I am trying to replace all instances of sentence terminators such as '.', '?', and '!', but I do not want to replace strings like "dr." and "mr.".
I have tried the following:
text = text.replaceAll("(?![mr|mrs|ms|dr])(\\s*[\\.\\?\\!]\\s*)", "\n");
...but that does not seem to work. Any suggestions would be appreciated.

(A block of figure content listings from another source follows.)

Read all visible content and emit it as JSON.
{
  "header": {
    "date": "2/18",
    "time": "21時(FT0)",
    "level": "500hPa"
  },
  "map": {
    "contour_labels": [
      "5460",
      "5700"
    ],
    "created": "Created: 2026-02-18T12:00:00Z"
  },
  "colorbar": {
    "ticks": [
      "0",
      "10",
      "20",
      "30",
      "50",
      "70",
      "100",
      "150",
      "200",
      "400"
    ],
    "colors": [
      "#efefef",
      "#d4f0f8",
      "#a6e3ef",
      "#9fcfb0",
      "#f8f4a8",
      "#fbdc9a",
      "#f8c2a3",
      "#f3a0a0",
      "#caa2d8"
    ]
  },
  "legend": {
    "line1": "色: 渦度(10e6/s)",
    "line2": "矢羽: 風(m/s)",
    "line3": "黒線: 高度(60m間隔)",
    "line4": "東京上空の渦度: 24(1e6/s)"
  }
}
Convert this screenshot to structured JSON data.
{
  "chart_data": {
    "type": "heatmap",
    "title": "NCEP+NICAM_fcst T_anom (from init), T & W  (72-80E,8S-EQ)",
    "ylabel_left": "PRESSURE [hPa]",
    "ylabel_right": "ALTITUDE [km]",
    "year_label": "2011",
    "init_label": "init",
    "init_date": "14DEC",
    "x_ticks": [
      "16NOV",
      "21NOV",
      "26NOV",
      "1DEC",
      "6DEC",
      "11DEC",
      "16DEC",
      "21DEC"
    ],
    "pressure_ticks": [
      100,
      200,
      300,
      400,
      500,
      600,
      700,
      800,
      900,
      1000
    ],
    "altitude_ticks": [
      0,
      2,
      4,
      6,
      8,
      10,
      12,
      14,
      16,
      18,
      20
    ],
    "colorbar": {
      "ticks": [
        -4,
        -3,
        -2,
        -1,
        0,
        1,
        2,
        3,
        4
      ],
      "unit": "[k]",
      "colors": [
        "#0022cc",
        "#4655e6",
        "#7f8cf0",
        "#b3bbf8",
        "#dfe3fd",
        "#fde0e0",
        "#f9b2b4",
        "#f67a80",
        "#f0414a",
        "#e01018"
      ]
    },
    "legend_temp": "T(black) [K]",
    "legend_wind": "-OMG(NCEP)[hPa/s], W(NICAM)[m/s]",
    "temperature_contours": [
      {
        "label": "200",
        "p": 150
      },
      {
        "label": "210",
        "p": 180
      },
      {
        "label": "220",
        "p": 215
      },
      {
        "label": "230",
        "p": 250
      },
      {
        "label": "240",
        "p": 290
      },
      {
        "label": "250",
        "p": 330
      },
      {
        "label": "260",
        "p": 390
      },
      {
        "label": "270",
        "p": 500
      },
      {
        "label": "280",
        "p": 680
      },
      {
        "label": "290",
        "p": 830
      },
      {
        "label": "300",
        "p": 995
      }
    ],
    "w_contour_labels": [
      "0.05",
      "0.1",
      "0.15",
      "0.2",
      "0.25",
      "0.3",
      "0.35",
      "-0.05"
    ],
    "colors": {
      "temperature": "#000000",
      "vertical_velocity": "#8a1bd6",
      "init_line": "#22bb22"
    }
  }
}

private String convertText(String text) {
text = text.replaceAll("\\s+", " ");
text = text.replaceAll("[\n\r\\(\\)\"\\,\\:]", "");
text = text.replaceAll("(?i)(?<!dr|mr|mrs|ms|jr|sr|\\s\\w)(\\s*[\\.\\?\\!\\;](?:\\s+|$))","\r\n");
return text.trim();
}
The code will extract all* compound and single sentences from an excerpt of text, removing all punctuation and extraneous white-space.
*There are some exceptions...
You need to use negative lookbehind instead of negative lookahead like this
String x = "dr. house.";
System.out.println(x.replaceAll("(?<!mr|mrs|ms|dr)(\\s*[\\.\\?\\!]\\s*)","\n"));
Also the list of mr/dr/ms/mrs
should not be inside character classes.